The Operationally Responsive Space (ORS) concept was born earlier this decade to quickly field military satellites to meet war-fighting commanders’ urgent needs and replace aging orbiters – and to draw smaller firms into the military satellite sector.
But it appears those firms are about to see some very recognizable companies entering a market that John Edwards, a space analyst at Forecast International, calls “big and getting bigger.”
Edwards estimates 17 small satellites will be built over the next decade at a projected total value of $1.4 billion, which represents a growth of about 40 percent over current levels.
“They have shorter lives so there is a need to keep them in pipeline and ready to go up,” he said.
ORS program director Peter Wegner says, “We’re seeing interest now from both small business and big business,” including most of the major U.S. defense aerospace firms.
Boeing, for one, believes “many existing and future programs require a high performance small sat to perform the mission,” said Robert Villanueva, a spokesman for the Chicago-based company. “Boeing is investing in advanced satellite technologies for small sats. Boeing Phantom Works’ Advanced Network and Space Systems [division] views small satellites as a disruptive technology.”

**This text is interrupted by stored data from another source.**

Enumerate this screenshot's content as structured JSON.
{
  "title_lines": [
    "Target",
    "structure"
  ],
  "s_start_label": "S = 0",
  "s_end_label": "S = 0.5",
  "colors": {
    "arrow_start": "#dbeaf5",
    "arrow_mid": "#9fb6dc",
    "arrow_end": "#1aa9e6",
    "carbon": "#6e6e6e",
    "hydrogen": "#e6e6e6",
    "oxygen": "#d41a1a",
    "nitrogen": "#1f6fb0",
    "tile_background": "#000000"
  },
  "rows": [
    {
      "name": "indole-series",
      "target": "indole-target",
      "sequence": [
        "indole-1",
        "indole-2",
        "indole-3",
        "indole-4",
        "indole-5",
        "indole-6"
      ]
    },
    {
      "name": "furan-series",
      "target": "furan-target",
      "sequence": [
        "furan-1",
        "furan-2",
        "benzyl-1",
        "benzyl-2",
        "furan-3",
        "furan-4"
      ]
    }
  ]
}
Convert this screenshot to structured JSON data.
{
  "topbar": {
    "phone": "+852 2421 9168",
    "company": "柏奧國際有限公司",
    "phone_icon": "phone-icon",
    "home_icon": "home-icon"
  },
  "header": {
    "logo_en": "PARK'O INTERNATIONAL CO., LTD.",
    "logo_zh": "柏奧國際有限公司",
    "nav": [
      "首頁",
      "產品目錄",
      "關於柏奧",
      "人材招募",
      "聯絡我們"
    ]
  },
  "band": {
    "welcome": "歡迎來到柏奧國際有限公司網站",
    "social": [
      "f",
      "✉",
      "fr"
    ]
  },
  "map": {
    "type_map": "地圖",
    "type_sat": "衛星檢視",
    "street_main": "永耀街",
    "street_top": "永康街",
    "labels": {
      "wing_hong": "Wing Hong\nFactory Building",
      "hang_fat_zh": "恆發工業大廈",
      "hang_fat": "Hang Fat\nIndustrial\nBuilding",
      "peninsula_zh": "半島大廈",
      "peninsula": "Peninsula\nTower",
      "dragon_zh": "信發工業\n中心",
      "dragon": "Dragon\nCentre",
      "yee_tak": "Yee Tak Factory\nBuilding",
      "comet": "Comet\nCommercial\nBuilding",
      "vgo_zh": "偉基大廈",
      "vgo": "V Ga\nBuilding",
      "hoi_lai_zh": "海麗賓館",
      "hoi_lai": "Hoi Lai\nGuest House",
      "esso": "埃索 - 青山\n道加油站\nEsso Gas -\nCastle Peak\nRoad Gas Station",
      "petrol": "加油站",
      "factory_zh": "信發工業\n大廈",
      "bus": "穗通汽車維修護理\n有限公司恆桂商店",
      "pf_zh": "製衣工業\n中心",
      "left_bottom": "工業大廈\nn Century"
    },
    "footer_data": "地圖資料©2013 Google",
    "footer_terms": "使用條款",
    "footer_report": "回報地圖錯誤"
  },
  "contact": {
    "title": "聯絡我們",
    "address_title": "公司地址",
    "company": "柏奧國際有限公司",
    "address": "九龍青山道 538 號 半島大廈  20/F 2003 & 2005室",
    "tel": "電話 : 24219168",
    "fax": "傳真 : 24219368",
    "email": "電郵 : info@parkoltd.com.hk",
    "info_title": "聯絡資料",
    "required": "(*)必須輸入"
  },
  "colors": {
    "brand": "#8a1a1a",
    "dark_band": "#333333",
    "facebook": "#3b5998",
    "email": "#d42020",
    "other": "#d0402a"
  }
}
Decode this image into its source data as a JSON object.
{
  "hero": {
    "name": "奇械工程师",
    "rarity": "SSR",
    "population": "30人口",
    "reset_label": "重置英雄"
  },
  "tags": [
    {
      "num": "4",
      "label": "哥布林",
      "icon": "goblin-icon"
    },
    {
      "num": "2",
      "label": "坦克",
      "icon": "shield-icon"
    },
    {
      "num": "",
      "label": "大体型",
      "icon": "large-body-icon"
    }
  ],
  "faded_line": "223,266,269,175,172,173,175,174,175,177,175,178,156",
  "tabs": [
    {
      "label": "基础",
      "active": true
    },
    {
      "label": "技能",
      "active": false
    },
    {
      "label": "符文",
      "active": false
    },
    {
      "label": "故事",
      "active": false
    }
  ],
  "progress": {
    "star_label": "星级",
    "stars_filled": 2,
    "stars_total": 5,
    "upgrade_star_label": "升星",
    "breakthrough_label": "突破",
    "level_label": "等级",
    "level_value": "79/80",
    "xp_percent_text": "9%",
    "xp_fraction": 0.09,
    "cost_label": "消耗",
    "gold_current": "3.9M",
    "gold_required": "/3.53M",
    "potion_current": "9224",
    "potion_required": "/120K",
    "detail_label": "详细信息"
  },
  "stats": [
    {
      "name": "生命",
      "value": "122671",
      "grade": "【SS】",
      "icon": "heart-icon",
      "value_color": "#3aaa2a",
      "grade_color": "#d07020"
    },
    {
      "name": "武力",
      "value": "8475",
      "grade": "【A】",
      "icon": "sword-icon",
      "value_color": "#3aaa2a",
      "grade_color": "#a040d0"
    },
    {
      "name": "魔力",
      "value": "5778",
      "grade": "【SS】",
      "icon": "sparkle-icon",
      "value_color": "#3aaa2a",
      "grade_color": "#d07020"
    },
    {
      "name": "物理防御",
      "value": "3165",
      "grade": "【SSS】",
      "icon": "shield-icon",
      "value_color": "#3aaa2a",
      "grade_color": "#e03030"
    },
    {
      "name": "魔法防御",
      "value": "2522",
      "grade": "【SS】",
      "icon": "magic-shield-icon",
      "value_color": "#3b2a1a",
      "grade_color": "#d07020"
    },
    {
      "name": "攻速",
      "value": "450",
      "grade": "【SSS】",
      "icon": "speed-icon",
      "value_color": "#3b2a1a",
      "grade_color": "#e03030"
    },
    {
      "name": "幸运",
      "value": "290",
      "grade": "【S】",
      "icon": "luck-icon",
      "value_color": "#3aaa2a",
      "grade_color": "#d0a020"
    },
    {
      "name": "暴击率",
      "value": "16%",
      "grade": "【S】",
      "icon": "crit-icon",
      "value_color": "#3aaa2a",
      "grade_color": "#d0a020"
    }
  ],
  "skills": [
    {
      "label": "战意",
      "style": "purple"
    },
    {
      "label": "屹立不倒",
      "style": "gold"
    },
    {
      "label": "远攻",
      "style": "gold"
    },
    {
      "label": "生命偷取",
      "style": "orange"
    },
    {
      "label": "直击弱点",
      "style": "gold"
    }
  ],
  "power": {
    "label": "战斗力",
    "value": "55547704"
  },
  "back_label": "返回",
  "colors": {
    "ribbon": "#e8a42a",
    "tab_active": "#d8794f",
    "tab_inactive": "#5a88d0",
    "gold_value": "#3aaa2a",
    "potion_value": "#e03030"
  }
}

Lockheed Martin is “committed to providing superior solutions that best support the ORS mission requirements,” spokesman Stephen Tatum said. “In fact, over the past 50 years, Lockheed Martin has designed, built and launched over 150 small satellites, all of which have met or exceeded their design life.”
The ORS program was conceived as a way to field smaller satellites and rockets that could quickly be developed and launched to meet urgent national security needs.
The Pentagon’s specific goals for the program have included the ability to launch a small satellite within a week of it being removed from storage; shorter times from first approval to launch; and providing top-quality imagery to specific commanders.
U.S. officials also have said they would like to use satellites like the ones envisioned under ORS to replace aging or damaged satellites.
Security space analysts agreed with Wegner’s assessment that major defense aerospace companies are giving a second look to programs like ORS. That is because senior Pentagon officials have green-lighted a new space acquisition strategy that emphasizes smaller, simpler orbiting assets, analysts said.
Under the new space-buying approach, the department will develop and purchase smaller, cheaper orbiters that are based on less-complex designs, Pentagon officials said. Gone, they say, are the days of “one-size-fits-all” satellites like the recently terminated Transformational Satellite effort.
A 2008 study of the U.S. space industrial base conducted by the Pentagon’s Cost Analysis Improvement Group (CAIG) found “the recent focus on transformational systems has hampered the execution pace required to maintain legacy capabilities.”
The Defense Department must retool its space acquisition efforts, the CAIG said. Senior officials agreed, installing the small-sat plan earlier this year.
By shifting to smaller satellites, Pentagon officials hope they can satisfy commanders’ needs in different parts of the world – while cutting program cycle times and spending fewer dollars.
Edwards said because smaller satellites are so much cheaper than complex ones like TSAT, “it’s easier to justify them to Congress than when every satellite program has a $7 billion price tag.”
Major companies are not the only ones warming to the idea of stepping up their small satellite work to meet DoD’s changing focus, Wegner said.
“There are [DoD] organizations that two years ago were resistant to us but now are eager to collaborate with us,” he said.
The driver behind the change is not just the new Pentagon buying strategy.
Wegner said a number of other forces over the last year came together to transform the landscape, including: China’s destruction of one of its orbiting weather satellites; the February collision of an Iridium telecommunications satellite and a defunct Russian satellite; and the combined effects of the global financial crisis and U.S. Defense Secretary Robert Gates’ April program decisions.
That complex cocktail of events changed the national security community’s thinking about what kind of satellites Washington should be putting into space – primarily about how vulnerable they are and how much they cost. Placing too many eggs in the basket of complex and expensive satellites is no longer seen as wise.